# SRAM 10 speed chain



## theWdotY (Jun 10, 2003)

Hey,

I just bought a SRAM 10 speed chain with the Power Lock. However, when I put the chain on I am having real difficulty locking the chain together. I am left with about 2-3mm gap. Anyone have any suggestions on closing this? I've had a SRAM chain before and didn't have a problem opening and closing the removable pins.

Cheers


----------



## ultimobici (Jul 16, 2005)

theWdotY said:


> Hey,
> 
> I just bought a SRAM 10 speed chain with the Power Lock. However, when I put the chain on I am having real difficulty locking the chain together. I am left with about 2-3mm gap. Anyone have any suggestions on closing this? I've had a SRAM chain before and didn't have a problem opening and closing the removable pins.
> 
> Cheers


Connect Power Link, then back pedal the cran until the link is in the top run of the chain. Hold the rear wheel still and push down on the pedals. Link will click into place.

In the instructions!


----------



## Retro Grouch (Apr 30, 2002)

The Power Lock should snap shut once you get on the bike and start to pedal. Of course, I would go slow and let it works its way into place. 

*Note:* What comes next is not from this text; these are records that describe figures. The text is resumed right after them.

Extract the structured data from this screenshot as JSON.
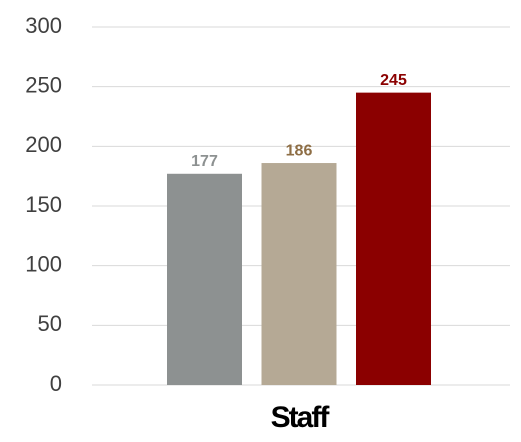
{
  "chart_data": {
    "type": "bar",
    "categories": [
      "Staff"
    ],
    "series": [
      {
        "color": "#8d9191",
        "label_color": "#8d9191",
        "values": [
          177
        ]
      },
      {
        "color": "#b5a995",
        "label_color": "#8e6e45",
        "values": [
          186
        ]
      },
      {
        "color": "#8b0000",
        "label_color": "#8b0000",
        "values": [
          245
        ]
      }
    ],
    "ylim": [
      0,
      300
    ],
    "yticks": [
      0,
      50,
      100,
      150,
      200,
      250,
      300
    ],
    "grid": true
  }
}
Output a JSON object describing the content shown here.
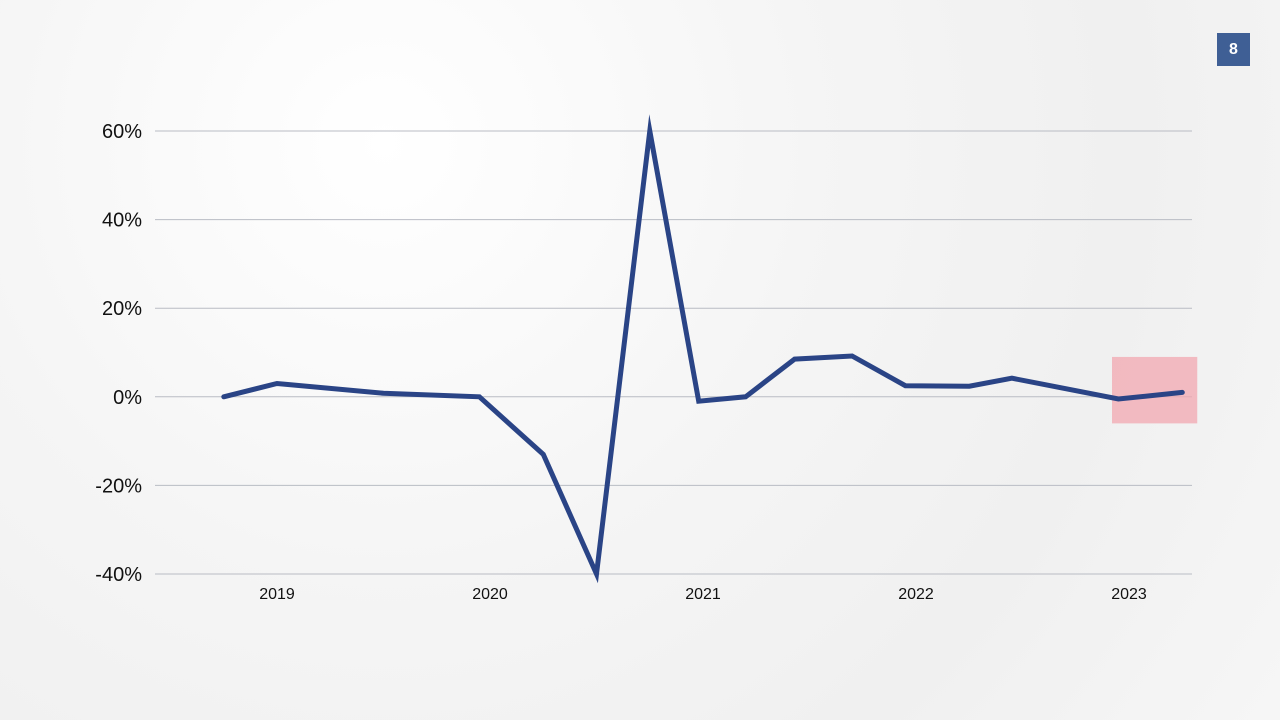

As for me, I ditched the Power Lock on my SRAM chain and opted to replace it with a removable KMC Missing Link connector to have the abilty to remove and clean the chain off the bike. I did a 70 mile ride on Sunday and had no issues with the KMC connector making noise or coming loose.


----------



## theWdotY (Jun 10, 2003)

Alright cool, thanks!


----------



## Chris S. (Aug 31, 2007)

Yes, it does install once you put link at top of ring and pedal. BUT, why bother, the chain is NOISEY!...a KMC chain is such a better piece of machinery. I suspect a Dura-Ace chain would improve the system and cost much less. I am gonna try that and get back with ya'll.


----------